I sent an email to Ross a while back asking for his thoughts, but I haven't gotten a response. So I guess I'll just do a public post here.
The short version is: Have we considered using voxels?
If anyone here isn't familiar with them, voxels are basically just pixels in 3D space. You've probably seen them in some retro-esque 3D games that are going for a visual style similar to something like Minecraft. Cube World is probably the most obvious example I can think of.
However voxels have much, MUCH more versatility than just blocky retro-throwback stuff. Computers now can actually render really detailed models using voxel geometry instead of polygons.

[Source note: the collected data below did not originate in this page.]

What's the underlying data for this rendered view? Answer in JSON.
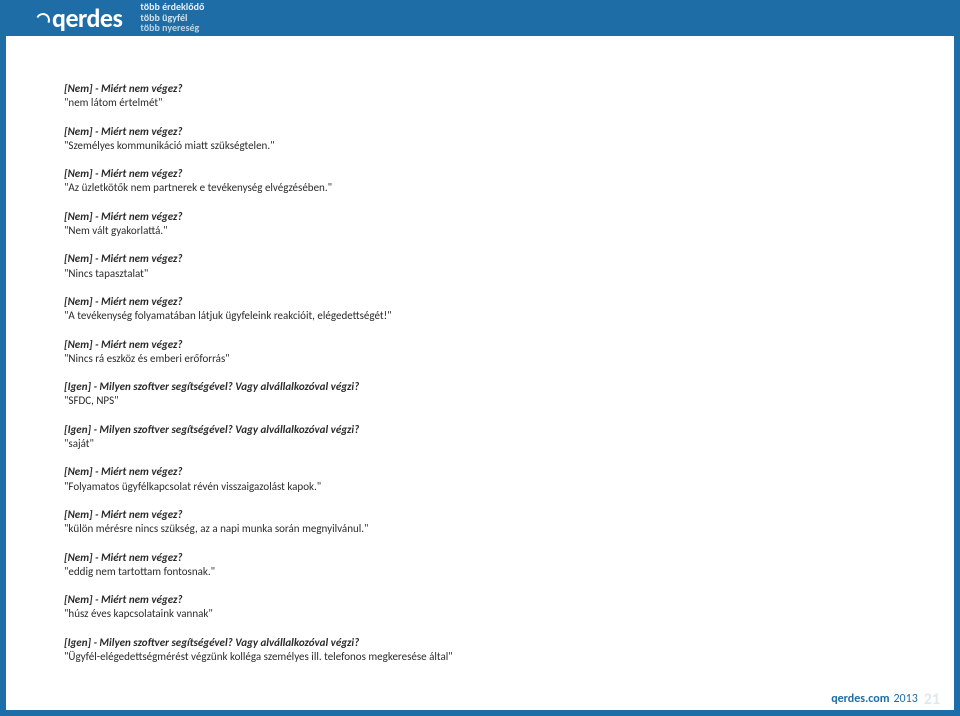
{
  "header": {
    "brand": "qerdes",
    "tagline1": "több érdeklődő",
    "tagline2": "több ügyfél",
    "tagline3": "több nyereség"
  },
  "qa": [
    {
      "question": "[Nem] - Miért nem végez?",
      "answer": "\"nem látom értelmét\""
    },
    {
      "question": "[Nem] - Miért nem végez?",
      "answer": "\"Személyes kommunikáció miatt szükségtelen.\""
    },
    {
      "question": "[Nem] - Miért nem végez?",
      "answer": "\"Az üzletkötők nem partnerek e tevékenység elvégzésében.\""
    },
    {
      "question": "[Nem] - Miért nem végez?",
      "answer": "\"Nem vált gyakorlattá.\""
    },
    {
      "question": "[Nem] - Miért nem végez?",
      "answer": "\"Nincs tapasztalat\""
    },
    {
      "question": "[Nem] - Miért nem végez?",
      "answer": "\"A tevékenység folyamatában látjuk ügyfeleink reakcióit, elégedettségét!\""
    },
    {
      "question": "[Nem] - Miért nem végez?",
      "answer": "\"Nincs rá eszköz és emberi erőforrás\""
    },
    {
      "question": "[Igen] - Milyen szoftver segítségével? Vagy alvállalkozóval végzi?",
      "answer": "\"SFDC, NPS\""
    },
    {
      "question": "[Igen] - Milyen szoftver segítségével? Vagy alvállalkozóval végzi?",
      "answer": "\"saját\""
    },
    {
      "question": "[Nem] - Miért nem végez?",
      "answer": "\"Folyamatos ügyfélkapcsolat révén visszaigazolást kapok.\""
    },
    {
      "question": "[Nem] - Miért nem végez?",
      "answer": "\"külön mérésre nincs szükség, az a napi munka során megnyilvánul.\""
    },
    {
      "question": "[Nem] - Miért nem végez?",
      "answer": "\"eddig nem tartottam fontosnak.\""
    },
    {
      "question": "[Nem] - Miért nem végez?",
      "answer": "\"húsz éves kapcsolataink vannak\""
    },
    {
      "question": "[Igen] - Milyen szoftver segítségével? Vagy alvállalkozóval végzi?",
      "answer": "\"Ügyfél-elégedettségmérést végzünk kolléga személyes ill. telefonos megkeresése által\""
    }
  ],
  "footer": {
    "brand": "qerdes.com",
    "year": "2013",
    "page": "21"
  }
}
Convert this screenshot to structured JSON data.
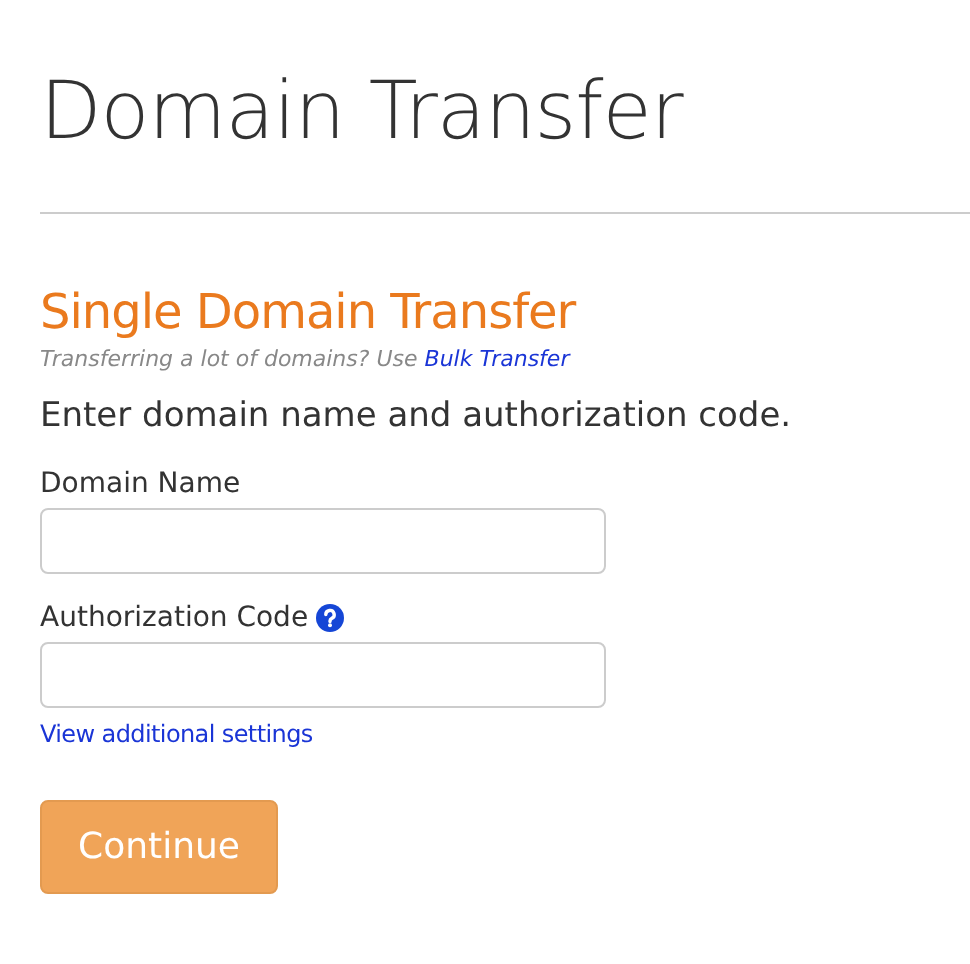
{
  "page_title": "Domain Transfer",
  "section_title": "Single Domain Transfer",
  "note": {
    "text": "Transferring a lot of domains? Use",
    "link": "Bulk Transfer"
  },
  "instruction": "Enter domain name and authorization code.",
  "fields": [
    {
      "label": "Domain Name",
      "help": false
    },
    {
      "label": "Authorization Code",
      "help": true
    }
  ],
  "settings_link": "View additional settings",
  "submit_button": "Continue"
}
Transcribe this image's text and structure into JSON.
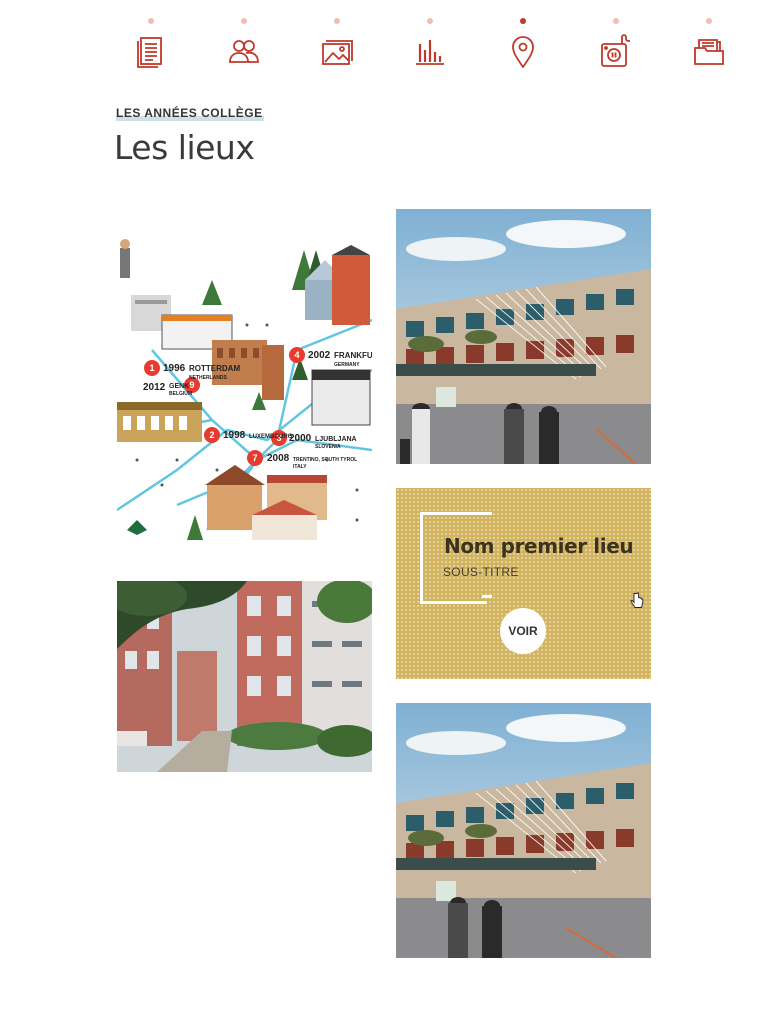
{
  "nav": {
    "items": [
      {
        "name": "document-icon",
        "active": false
      },
      {
        "name": "people-icon",
        "active": false
      },
      {
        "name": "images-icon",
        "active": false
      },
      {
        "name": "bar-chart-icon",
        "active": false
      },
      {
        "name": "location-pin-icon",
        "active": true
      },
      {
        "name": "audio-player-icon",
        "active": false
      },
      {
        "name": "folder-icon",
        "active": false
      }
    ]
  },
  "section": {
    "label": "LES ANNÉES COLLÈGE",
    "title": "Les lieux"
  },
  "map_labels": [
    {
      "num": "1",
      "year": "1996",
      "city": "ROTTERDAM",
      "country": "NETHERLANDS"
    },
    {
      "num": "9",
      "year": "2012",
      "city": "GENK",
      "country": "BELGIUM"
    },
    {
      "num": "4",
      "year": "2002",
      "city": "FRANKFURT",
      "country": "GERMANY"
    },
    {
      "num": "2",
      "year": "1998",
      "city": "LUXEMBOURG",
      "country": ""
    },
    {
      "num": "3",
      "year": "2000",
      "city": "LJUBLJANA",
      "country": "SLOVENIA"
    },
    {
      "num": "7",
      "year": "2008",
      "city": "TRENTINO, SOUTH TYROL",
      "country": "ITALY"
    }
  ],
  "featured": {
    "title": "Nom premier lieu",
    "subtitle": "SOUS-TITRE",
    "button": "VOIR"
  },
  "colors": {
    "accent": "#c0392b",
    "accent_light": "#f1bdb2",
    "featured_bg": "#d2b45f",
    "label_underline": "#cfe1e6"
  }
}
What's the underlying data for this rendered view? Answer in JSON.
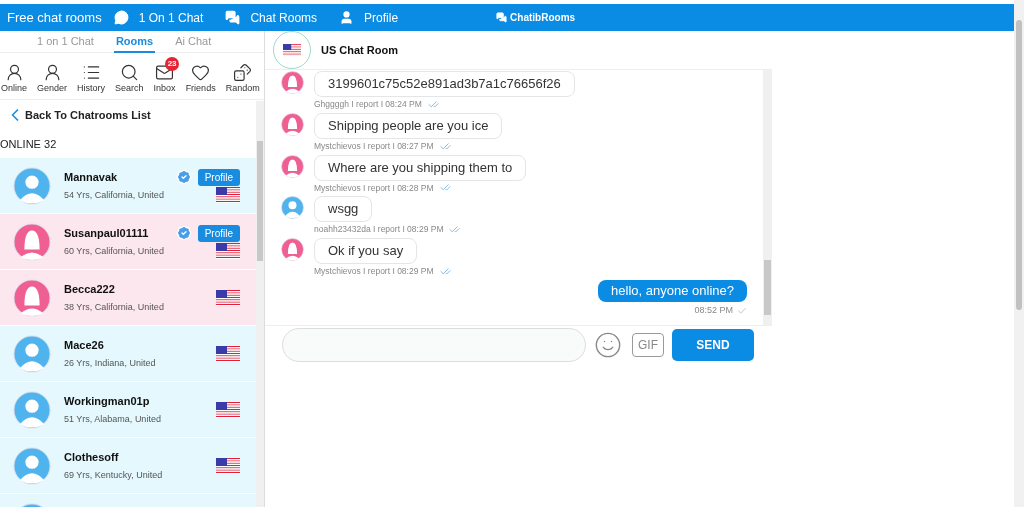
{
  "topbar": {
    "title": "Free chat rooms",
    "links": [
      {
        "label": "1 On 1 Chat",
        "kind": "chat"
      },
      {
        "label": "Chat Rooms",
        "kind": "rooms"
      },
      {
        "label": "Profile",
        "kind": "profile"
      }
    ],
    "brand": "ChatibRooms"
  },
  "tabs": [
    {
      "label": "1 on 1 Chat",
      "selected": false
    },
    {
      "label": "Rooms",
      "selected": true
    },
    {
      "label": "Ai Chat",
      "selected": false
    }
  ],
  "tools": [
    {
      "label": "Online",
      "kind": "online"
    },
    {
      "label": "Gender",
      "kind": "gender"
    },
    {
      "label": "History",
      "kind": "history"
    },
    {
      "label": "Search",
      "kind": "search"
    },
    {
      "label": "Inbox",
      "kind": "inbox",
      "badge": "23"
    },
    {
      "label": "Friends",
      "kind": "friends"
    },
    {
      "label": "Random",
      "kind": "random"
    }
  ],
  "back": "Back To Chatrooms List",
  "online_count": "ONLINE 32",
  "users": [
    {
      "name": "Mannavak",
      "info": "54 Yrs, California, United",
      "female": false,
      "verified": true,
      "profile": "Profile"
    },
    {
      "name": "Susanpaul01111",
      "info": "60 Yrs, California, United",
      "female": true,
      "verified": true,
      "profile": "Profile"
    },
    {
      "name": "Becca222",
      "info": "38 Yrs, California, United",
      "female": true,
      "verified": false
    },
    {
      "name": "Mace26",
      "info": "26 Yrs, Indiana, United",
      "female": false,
      "verified": false
    },
    {
      "name": "Workingman01p",
      "info": "51 Yrs, Alabama, United",
      "female": false,
      "verified": false
    },
    {
      "name": "Clothesoff",
      "info": "69 Yrs, Kentucky, United",
      "female": false,
      "verified": false
    },
    {
      "female": false
    }
  ],
  "room": {
    "title": "US Chat Room"
  },
  "messages": [
    {
      "own": false,
      "female": true,
      "text": "3199601c75c52e891ad3b7a1c76656f26",
      "meta": "Ghggggh I report I 08:24 PM"
    },
    {
      "own": false,
      "female": true,
      "text": "Shipping people are you ice",
      "meta": "Mystchievos I report I 08:27 PM"
    },
    {
      "own": false,
      "female": true,
      "text": "Where are you shipping them to",
      "meta": "Mystchievos I report I 08:28 PM"
    },
    {
      "own": false,
      "female": false,
      "text": "wsgg",
      "meta": "noahh23432da I report I 08:29 PM"
    },
    {
      "own": false,
      "female": true,
      "text": "Ok if you say",
      "meta": "Mystchievos I report I 08:29 PM"
    },
    {
      "own": true,
      "text": "hello, anyone online?",
      "meta": "08:52 PM"
    }
  ],
  "composer": {
    "gif": "GIF",
    "send": "SEND"
  }
}
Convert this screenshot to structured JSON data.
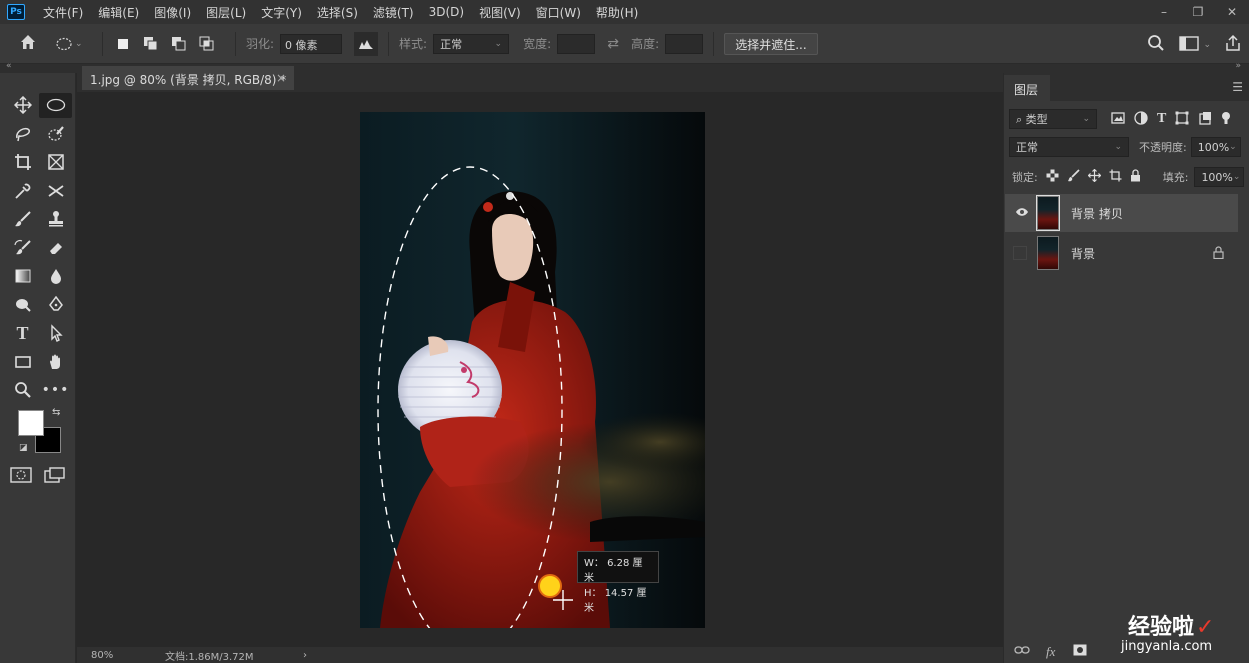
{
  "app": {
    "logo": "Ps"
  },
  "menu": [
    "文件(F)",
    "编辑(E)",
    "图像(I)",
    "图层(L)",
    "文字(Y)",
    "选择(S)",
    "滤镜(T)",
    "3D(D)",
    "视图(V)",
    "窗口(W)",
    "帮助(H)"
  ],
  "window_controls": {
    "minimize": "–",
    "restore": "❐",
    "close": "✕"
  },
  "options": {
    "feather_label": "羽化:",
    "feather_value": "0 像素",
    "style_label": "样式:",
    "style_value": "正常",
    "width_label": "宽度:",
    "height_label": "高度:",
    "select_mask_button": "选择并遮住..."
  },
  "document": {
    "tab_title": "1.jpg @ 80% (背景 拷贝, RGB/8) *",
    "close": "×",
    "zoom": "80%",
    "doc_info": "文档:1.86M/3.72M",
    "arrow": "›"
  },
  "selection_readout": {
    "w": "W： 6.28 厘米",
    "h": "H： 14.57 厘米"
  },
  "layers_panel": {
    "tab": "图层",
    "filter_kind": "类型",
    "blend_mode": "正常",
    "opacity_label": "不透明度:",
    "opacity_value": "100%",
    "lock_label": "锁定:",
    "fill_label": "填充:",
    "fill_value": "100%",
    "layers": [
      {
        "name": "背景 拷贝",
        "visible": true,
        "selected": true,
        "locked": false
      },
      {
        "name": "背景",
        "visible": false,
        "selected": false,
        "locked": true
      }
    ]
  },
  "watermark": {
    "text": "经验啦",
    "check": "✓",
    "url": "jingyanla.com"
  },
  "colors": {
    "accent": "#31a8ff",
    "foreground": "#ffffff",
    "background": "#000000",
    "cursor": "#ffd21a"
  }
}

And for a while, some lesser-known titles were using voxel based engines as opposed to polygonal ones to try and get more detailed environments. Nowadays because Polygons have become the standard and additional levels of detail aren't really that big of a deal anymore, Voxels have kind of fallen into a niche. Usually they're used for simulation games where updating polygonal 3D models on the fly aren't really an option. I'm sure a lot of you are familiar with Teardown, and in my search I also found this:
However both of these games seem to be low-balling what voxels are capable of.
Here's a tech demo I found of a tank, and this is from over five years ago:
And here's an example of Voxels being used to create realistic terrain on the Nintendo DS:
I bring all this up because I feel like this is the easiest compromise for reading a 3D world off of a video file. For one, the AI wouldn't have to carefully construct polygonal models for everything it finds. It just needs to replicate what it sees: Pixels. And two, we don't have the special engines with advanced optimization tricks needed to generate those huge, detailed open world games... but voxels are capable of having a very crude level of detail system. As the object gets further away, just merge the voxels into fewer larger ones.
The main thing I'm worried about would be Ross's obsession with Anti-Aliasing, because (and correct me if I'm wrong) I think most of the proper Anti-Aliasing systems in games these days rely on the model and texture data to get the best result. FXAA could probably be decent general substitute, but if you're in VR and you mash your face into something it's just gonna look weird.